6. Open Release, Reproducibility, and Research Enablers
The Hermes 4 project places a strong emphasis on openness and reproducibility:
- Model and data accessibility: All weights are publicly available through the HuggingFace repository https://huggingface.co/collections/NousResearch/hermes-4-collection-68a731bfd452e20816725728, along with benchmark logs and evaluation samples for replicate analysis.
- Transparency of pipeline: The data curation process (including synthesis graphs, deduplication methods, rejection sampling, loss masking, sample packing algorithms, and chain-of-thought truncation procedures) is documented in detail, supporting independent validation and further academic paper.
- Collaboration incentives: By providing both models and data under open terms, the project enables contribution from the research community in hybrid reasoning, prompt engineering, and chain-of-thought supervision research.
- Infrastructure reuse: The use of established environments like Axolotl and TorchTitan allows researchers to adopt and extend the training and evaluation pipeline for custom problem classes.
A plausible implication is that Hermes 4 represents a reference implementation for open, high-fidelity hybrid reasoning LLMs designed for multi-step problem solving, alignment, and controlled output length.
7. Significance and Future Directions
Hermes 4 advances the state of open-hybrid reasoning systems, coupling efficient, long-context training with precise control over reasoning trajectory length and output style. It demonstrates competitive or better-than-proprietary performance across diverse academic tasks, while publicly releasing all methodological and model artifacts.

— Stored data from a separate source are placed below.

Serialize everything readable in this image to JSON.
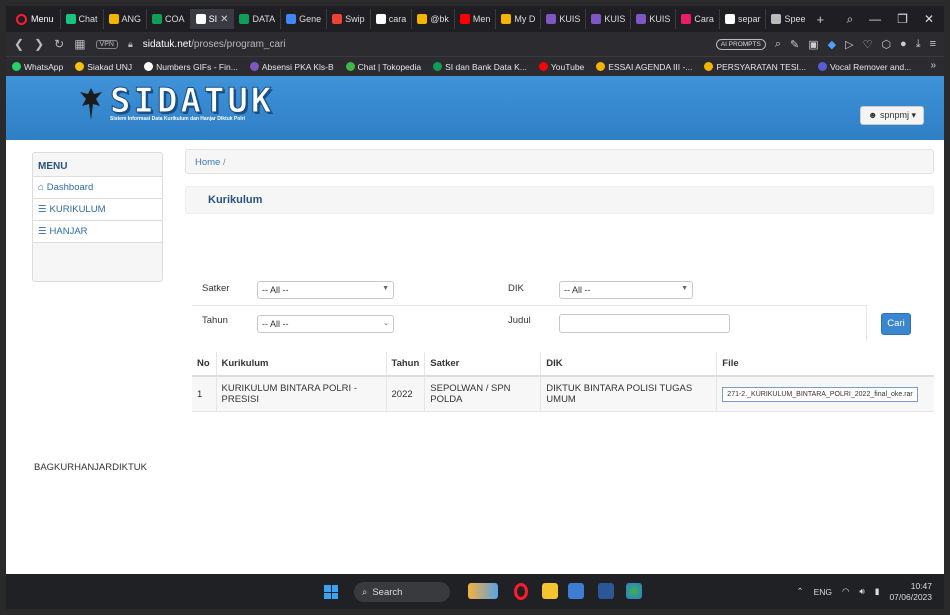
{
  "browser": {
    "menu_label": "Menu",
    "tabs": [
      {
        "label": "Chat",
        "color": "#19c37d"
      },
      {
        "label": "ANG",
        "color": "#f5b400"
      },
      {
        "label": "COA",
        "color": "#0f9d58"
      },
      {
        "label": "SI",
        "color": "#ffffff",
        "active": true
      },
      {
        "label": "DATA",
        "color": "#0f9d58"
      },
      {
        "label": "Gene",
        "color": "#4285f4"
      },
      {
        "label": "Swip",
        "color": "#ea4335"
      },
      {
        "label": "cara",
        "color": "#ffffff"
      },
      {
        "label": "@bk",
        "color": "#f4b400"
      },
      {
        "label": "Men",
        "color": "#ff0000"
      },
      {
        "label": "My D",
        "color": "#f5b400"
      },
      {
        "label": "KUIS",
        "color": "#7e57c2"
      },
      {
        "label": "KUIS",
        "color": "#7e57c2"
      },
      {
        "label": "KUIS",
        "color": "#7e57c2"
      },
      {
        "label": "Cara",
        "color": "#e91e63"
      },
      {
        "label": "separ",
        "color": "#ffffff"
      },
      {
        "label": "Spee",
        "color": "#bbbbbb"
      }
    ],
    "new_tab": "+",
    "vpn": "VPN",
    "url_host": "sidatuk.net",
    "url_path": "/proses/program_cari",
    "ai_prompts": "AI PROMPTS",
    "bookmarks": [
      {
        "label": "WhatsApp",
        "color": "#25d366"
      },
      {
        "label": "Siakad UNJ",
        "color": "#f4c20d"
      },
      {
        "label": "Numbers GIFs - Fin...",
        "color": "#ffffff"
      },
      {
        "label": "Absensi PKA Kls-B",
        "color": "#7e57c2"
      },
      {
        "label": "Chat | Tokopedia",
        "color": "#42b549"
      },
      {
        "label": "SI dan Bank Data K...",
        "color": "#0f9d58"
      },
      {
        "label": "YouTube",
        "color": "#ff0000"
      },
      {
        "label": "ESSAI AGENDA III -...",
        "color": "#f5b400"
      },
      {
        "label": "PERSYARATAN TESI...",
        "color": "#f4b400"
      },
      {
        "label": "Vocal Remover and...",
        "color": "#5b5bd6"
      }
    ],
    "bookmarks_more": "»"
  },
  "site": {
    "logo_text": "SIDATUK",
    "logo_subtitle": "Sistem Informasi Data Kurikulum dan Hanjar Diktuk Polri",
    "user_label": "spnpmj",
    "menu_title": "MENU",
    "menu_items": [
      {
        "label": "Dashboard",
        "icon": "home-icon"
      },
      {
        "label": "KURIKULUM",
        "icon": "list-icon"
      },
      {
        "label": "HANJAR",
        "icon": "list-icon"
      }
    ],
    "breadcrumb_home": "Home",
    "breadcrumb_sep": "/",
    "section_title": "Kurikulum"
  },
  "filters": {
    "satker_label": "Satker",
    "satker_value": "-- All --",
    "dik_label": "DIK",
    "dik_value": "-- All --",
    "tahun_label": "Tahun",
    "tahun_value": "-- All --",
    "judul_label": "Judul",
    "judul_value": "",
    "search_button": "Cari"
  },
  "table": {
    "headers": [
      "No",
      "Kurikulum",
      "Tahun",
      "Satker",
      "DIK",
      "File"
    ],
    "rows": [
      {
        "no": "1",
        "kurikulum": "KURIKULUM BINTARA POLRI - PRESISI",
        "tahun": "2022",
        "satker": "SEPOLWAN / SPN POLDA",
        "dik": "DIKTUK BINTARA POLISI TUGAS UMUM",
        "file": "271-2._KURIKULUM_BINTARA_POLRI_2022_final_oke.rar"
      }
    ]
  },
  "footer_text": "BAGKURHANJARDIKTUK",
  "taskbar": {
    "search_label": "Search",
    "lang": "ENG",
    "time": "10:47",
    "date": "07/06/2023"
  }
}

Future research directions facilitated by the Hermes 4 release include:
- Expanding reasoning graph complexity and extending chain-of-thought thresholding techniques.
- Investigating emergent behavioral dynamics in open-weight LLMs under persona and alignment shifts.
- Integrating hybrid reasoning architectures into domain-specific expert systems and tool-use applications.
By adhering to open science principles and providing comprehensive technical detail, Hermes 4 serves as a model for reproducible research and collaborative progress in advanced multi-step LLMing (Teknium et al., 25 Aug 2025).